M. Poutine était accompagné de son conseiller diplomatique Iouri Ouchakov et de son émissaire pour les questions économiques internationales, Kirill Dmitriev. M. Witkoff était, lui, accompagné du gendre du président américain Jared Kushner.
Aux États-Unis, les investisseurs attendent la publication mercredi du rapport mensuel sur les créations d’emplois dans le secteur privé pour la même période, puis, vendredi, l’inflation pour le mois de septembre.

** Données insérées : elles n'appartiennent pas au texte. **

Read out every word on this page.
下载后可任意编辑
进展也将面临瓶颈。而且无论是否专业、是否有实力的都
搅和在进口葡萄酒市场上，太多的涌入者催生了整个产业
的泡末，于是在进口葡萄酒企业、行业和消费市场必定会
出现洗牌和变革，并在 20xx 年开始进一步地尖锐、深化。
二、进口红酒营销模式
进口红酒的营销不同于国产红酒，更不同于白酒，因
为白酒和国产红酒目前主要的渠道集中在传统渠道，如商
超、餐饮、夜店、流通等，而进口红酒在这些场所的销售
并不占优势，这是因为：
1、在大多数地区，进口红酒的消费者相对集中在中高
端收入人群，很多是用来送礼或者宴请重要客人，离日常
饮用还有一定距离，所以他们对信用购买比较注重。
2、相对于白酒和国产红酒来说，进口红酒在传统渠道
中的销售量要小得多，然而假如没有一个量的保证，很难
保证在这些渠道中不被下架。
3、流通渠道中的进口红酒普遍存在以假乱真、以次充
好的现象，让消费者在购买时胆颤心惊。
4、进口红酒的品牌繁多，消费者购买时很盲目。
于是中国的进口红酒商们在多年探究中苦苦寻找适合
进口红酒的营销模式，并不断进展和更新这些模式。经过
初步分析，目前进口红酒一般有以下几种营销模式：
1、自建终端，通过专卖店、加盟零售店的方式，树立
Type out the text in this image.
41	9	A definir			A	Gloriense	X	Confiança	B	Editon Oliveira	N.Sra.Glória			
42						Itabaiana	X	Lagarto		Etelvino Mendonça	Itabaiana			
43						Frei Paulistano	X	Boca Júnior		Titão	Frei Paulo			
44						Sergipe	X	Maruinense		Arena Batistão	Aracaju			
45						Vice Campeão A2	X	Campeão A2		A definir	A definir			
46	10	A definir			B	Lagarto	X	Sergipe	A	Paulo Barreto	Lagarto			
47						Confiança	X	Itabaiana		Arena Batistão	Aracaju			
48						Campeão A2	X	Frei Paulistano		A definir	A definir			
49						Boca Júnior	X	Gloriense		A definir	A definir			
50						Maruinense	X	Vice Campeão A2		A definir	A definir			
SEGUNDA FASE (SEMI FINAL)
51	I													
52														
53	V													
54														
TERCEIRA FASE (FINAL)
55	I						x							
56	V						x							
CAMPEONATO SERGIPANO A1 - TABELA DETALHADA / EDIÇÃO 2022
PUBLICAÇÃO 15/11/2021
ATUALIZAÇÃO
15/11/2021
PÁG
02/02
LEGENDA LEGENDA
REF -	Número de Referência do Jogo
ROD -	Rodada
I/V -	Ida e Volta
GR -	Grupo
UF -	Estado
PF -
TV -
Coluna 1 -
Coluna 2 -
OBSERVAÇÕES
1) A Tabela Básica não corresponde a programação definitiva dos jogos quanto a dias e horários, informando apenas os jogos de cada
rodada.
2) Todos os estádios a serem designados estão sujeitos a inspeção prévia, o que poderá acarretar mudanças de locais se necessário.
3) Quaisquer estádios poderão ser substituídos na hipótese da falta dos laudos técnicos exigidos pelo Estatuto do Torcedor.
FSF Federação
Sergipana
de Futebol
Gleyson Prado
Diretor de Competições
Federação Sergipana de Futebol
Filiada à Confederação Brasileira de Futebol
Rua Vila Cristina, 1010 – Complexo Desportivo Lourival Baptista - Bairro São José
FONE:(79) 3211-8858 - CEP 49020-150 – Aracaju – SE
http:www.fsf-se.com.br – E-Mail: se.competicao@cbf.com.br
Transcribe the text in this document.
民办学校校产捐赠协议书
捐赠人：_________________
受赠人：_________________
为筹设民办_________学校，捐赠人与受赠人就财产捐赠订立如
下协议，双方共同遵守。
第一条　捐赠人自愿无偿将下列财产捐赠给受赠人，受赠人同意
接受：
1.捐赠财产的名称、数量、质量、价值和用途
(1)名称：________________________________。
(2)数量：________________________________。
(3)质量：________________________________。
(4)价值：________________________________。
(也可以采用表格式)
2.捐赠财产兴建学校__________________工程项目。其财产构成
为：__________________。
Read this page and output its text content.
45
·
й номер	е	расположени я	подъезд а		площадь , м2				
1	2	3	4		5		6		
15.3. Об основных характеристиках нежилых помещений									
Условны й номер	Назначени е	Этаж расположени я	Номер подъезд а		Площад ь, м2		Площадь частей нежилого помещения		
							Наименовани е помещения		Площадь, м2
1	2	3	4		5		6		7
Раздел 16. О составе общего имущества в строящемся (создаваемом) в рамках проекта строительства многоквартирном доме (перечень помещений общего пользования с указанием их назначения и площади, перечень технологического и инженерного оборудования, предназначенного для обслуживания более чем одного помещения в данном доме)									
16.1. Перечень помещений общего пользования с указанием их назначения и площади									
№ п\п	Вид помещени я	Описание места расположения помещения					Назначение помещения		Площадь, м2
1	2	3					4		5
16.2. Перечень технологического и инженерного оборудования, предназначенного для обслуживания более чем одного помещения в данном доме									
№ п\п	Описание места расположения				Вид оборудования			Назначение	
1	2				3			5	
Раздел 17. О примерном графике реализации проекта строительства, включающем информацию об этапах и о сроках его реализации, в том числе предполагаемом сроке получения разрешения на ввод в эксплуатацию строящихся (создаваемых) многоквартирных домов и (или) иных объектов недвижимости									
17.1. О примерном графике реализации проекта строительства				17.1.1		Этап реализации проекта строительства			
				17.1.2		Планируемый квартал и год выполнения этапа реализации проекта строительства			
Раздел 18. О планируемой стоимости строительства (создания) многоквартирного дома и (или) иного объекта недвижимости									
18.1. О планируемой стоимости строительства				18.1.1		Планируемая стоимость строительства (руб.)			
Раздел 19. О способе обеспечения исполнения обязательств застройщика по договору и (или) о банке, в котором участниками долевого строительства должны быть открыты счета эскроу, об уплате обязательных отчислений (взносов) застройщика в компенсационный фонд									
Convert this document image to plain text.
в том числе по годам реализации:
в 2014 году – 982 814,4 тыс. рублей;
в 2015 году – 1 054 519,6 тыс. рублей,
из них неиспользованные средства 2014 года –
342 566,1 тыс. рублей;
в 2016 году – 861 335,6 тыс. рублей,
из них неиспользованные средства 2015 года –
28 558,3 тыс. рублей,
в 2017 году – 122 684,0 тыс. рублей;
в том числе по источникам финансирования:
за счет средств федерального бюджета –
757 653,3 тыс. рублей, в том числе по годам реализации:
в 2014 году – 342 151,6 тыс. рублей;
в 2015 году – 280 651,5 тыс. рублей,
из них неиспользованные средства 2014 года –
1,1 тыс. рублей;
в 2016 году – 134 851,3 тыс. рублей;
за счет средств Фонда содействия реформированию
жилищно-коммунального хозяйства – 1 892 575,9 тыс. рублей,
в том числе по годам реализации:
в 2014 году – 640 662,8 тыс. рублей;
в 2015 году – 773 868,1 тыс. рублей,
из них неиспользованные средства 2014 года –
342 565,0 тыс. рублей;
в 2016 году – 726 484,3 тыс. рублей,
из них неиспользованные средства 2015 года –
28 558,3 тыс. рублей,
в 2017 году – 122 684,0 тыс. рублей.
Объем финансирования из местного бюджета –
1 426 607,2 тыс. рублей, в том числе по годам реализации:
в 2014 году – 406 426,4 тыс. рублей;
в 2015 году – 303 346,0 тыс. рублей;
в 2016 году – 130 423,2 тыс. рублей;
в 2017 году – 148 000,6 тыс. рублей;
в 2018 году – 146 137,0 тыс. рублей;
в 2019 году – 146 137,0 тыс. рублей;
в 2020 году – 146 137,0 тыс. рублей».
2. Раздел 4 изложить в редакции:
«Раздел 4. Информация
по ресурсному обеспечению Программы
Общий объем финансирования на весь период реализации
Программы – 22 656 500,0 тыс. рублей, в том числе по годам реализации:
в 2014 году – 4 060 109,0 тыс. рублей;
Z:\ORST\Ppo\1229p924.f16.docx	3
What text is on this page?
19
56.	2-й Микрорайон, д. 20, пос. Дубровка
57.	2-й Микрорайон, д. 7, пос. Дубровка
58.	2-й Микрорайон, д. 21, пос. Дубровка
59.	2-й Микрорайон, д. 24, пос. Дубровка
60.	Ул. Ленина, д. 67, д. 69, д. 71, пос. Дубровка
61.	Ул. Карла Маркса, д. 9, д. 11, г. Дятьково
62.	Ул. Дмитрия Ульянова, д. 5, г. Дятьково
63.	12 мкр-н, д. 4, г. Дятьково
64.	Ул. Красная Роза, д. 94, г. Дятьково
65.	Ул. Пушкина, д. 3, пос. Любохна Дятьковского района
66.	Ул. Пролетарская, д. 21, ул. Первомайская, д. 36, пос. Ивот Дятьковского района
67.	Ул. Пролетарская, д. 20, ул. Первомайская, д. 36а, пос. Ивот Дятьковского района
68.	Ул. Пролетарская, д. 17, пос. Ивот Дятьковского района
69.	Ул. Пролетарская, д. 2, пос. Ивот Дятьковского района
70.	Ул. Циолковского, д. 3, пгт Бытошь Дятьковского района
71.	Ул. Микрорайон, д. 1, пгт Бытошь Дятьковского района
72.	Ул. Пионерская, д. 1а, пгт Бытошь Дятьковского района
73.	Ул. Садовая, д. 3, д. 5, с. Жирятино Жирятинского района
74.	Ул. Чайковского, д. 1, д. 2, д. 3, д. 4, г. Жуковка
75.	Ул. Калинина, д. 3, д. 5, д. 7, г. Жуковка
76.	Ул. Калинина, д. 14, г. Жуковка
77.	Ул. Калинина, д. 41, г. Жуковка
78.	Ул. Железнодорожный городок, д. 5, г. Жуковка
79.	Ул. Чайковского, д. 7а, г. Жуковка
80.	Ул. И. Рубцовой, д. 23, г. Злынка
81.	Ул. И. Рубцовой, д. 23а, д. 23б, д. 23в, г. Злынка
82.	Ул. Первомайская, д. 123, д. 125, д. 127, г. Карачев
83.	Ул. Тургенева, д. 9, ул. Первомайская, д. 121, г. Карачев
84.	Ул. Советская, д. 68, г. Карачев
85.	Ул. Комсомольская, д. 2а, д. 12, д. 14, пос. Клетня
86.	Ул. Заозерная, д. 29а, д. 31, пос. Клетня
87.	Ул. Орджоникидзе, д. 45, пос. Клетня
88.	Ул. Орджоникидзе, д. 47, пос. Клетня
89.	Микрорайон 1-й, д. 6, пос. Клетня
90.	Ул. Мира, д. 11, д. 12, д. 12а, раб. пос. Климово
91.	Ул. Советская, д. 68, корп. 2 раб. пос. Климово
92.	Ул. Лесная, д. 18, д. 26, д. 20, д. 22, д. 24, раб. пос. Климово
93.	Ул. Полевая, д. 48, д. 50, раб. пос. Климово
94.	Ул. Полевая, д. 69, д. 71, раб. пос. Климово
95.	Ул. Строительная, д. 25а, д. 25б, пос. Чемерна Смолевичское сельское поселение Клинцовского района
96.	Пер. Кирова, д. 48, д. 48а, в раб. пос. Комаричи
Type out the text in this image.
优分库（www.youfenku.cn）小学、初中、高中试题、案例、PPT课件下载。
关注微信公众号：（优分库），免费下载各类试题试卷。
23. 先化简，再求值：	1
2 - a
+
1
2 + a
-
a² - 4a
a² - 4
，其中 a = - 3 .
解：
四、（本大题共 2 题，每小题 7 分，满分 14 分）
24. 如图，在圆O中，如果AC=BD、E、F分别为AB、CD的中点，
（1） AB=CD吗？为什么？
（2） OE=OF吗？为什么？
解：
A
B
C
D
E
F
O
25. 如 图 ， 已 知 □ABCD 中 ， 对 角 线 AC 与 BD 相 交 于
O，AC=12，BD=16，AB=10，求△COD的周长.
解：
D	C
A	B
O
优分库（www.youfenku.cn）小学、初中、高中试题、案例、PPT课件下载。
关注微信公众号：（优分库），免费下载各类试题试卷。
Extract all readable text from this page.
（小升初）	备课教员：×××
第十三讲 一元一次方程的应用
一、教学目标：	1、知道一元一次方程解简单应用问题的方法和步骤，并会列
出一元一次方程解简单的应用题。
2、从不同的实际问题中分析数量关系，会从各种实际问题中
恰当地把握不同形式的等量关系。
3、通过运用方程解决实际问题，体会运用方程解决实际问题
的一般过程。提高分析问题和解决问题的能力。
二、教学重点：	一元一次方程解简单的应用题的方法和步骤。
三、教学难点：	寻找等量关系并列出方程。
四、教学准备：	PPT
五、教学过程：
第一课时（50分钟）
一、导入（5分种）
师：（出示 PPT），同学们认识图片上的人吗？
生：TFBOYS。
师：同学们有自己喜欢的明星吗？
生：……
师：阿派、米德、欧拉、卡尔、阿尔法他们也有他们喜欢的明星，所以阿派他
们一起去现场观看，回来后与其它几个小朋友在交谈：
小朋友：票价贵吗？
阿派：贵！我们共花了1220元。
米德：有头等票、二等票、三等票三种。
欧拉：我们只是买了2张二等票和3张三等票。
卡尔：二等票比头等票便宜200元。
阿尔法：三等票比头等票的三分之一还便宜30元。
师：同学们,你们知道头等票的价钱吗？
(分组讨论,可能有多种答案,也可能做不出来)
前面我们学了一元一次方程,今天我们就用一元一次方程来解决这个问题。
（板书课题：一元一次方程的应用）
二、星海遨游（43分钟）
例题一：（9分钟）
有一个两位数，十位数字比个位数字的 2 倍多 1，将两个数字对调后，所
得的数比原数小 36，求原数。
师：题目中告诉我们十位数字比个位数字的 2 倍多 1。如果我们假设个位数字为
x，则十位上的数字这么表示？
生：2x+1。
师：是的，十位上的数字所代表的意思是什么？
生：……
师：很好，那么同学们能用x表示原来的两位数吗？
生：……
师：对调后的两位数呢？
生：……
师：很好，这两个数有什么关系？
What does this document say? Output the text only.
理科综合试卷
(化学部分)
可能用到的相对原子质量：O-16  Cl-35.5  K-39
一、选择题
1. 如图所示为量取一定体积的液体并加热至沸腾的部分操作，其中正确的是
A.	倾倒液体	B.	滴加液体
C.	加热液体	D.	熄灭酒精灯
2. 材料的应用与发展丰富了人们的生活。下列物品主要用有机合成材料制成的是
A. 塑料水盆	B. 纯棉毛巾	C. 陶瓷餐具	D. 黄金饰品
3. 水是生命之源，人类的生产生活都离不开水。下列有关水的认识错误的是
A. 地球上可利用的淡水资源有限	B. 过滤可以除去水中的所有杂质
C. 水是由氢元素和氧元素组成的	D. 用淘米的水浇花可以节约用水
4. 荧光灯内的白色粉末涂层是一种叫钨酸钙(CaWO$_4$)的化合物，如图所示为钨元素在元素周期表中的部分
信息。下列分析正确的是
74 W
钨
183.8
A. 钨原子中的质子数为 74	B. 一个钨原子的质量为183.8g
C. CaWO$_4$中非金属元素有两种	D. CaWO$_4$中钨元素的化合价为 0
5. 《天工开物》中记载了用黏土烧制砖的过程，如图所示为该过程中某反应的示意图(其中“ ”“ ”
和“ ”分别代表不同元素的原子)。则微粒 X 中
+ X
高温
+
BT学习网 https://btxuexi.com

«Les investisseurs se rendent compte qu’il reste peu de données susceptibles de changer la donne avant la réunion de la Fed la semaine prochaine» et qui pourraient justifier une baisse des taux lors de sa réunion des 9 et 10 décembre, estime M. Razaqzada.
«L’espoir est que l’inflation ralentisse en même temps que l’économie américaine», ce qui permettrait à la Fed de disposer de marges de manoeuvre pour assouplir sa politique, selon Ipek Ozkardeskaya, analyste pour Swissquote Bank.
Les opérateurs de marché font massivement le pari d’un recul de 0,25 point de pourcentage.
Côté changes, le dollar restait stable (+0,09%) face à l’euro, à 1,1599 dollar pour un euro.
Bayer voit vert
La séance a profité à Bayer, qui termine en forte hausse de 12,08% à Francfort.
Le groupe agrochimique et pharmaceutique a reçu le soutien du gouvernement américain dans le cadre de la vague de litiges lié aux risques potentiels de cancer du désherbant Roundup.
Dans une lettre publiée lundi, le principal avocat du gouvernement du président Donald Trump a demandé à la Cour suprême des États-Unis de se saisir de l’affaire.
Thyssenkrupp recherché
L’action Thyssenkrupp restait recherchée mardi, terminant en hausse de 8,31% à Francfort au lendemain de l’accord social passé avec le syndicat IG Metall dans sa branche acier en crise.
La branche acier de l’Allemand Thyssenkrupp et le syndicat IG Metall avaient annoncé lundi un accord sur la restructuration du sidérurgiste, qui va fortement réduire ses effectifs, au milieu de pourparlers de reprise de cette activité en crise par l’indien Jindal Steel.
Le pétrole scrute l’Ukraine
Le marché pétrolier scrute les nouvelles autour de la situation en Ukraine. Le président russe Vladimir Poutine a averti mardi que la Russie était «prête» à la «guerre» dans l’éventualité où l’Europe lancerait des hostilités contre elle.
Vers 17H00 GMT, le baril de Brent de la mer du Nord perdait 0,66% à 62,75 dollars, et le WTI américain cédait 0,72% à 58,89 dollars le baril.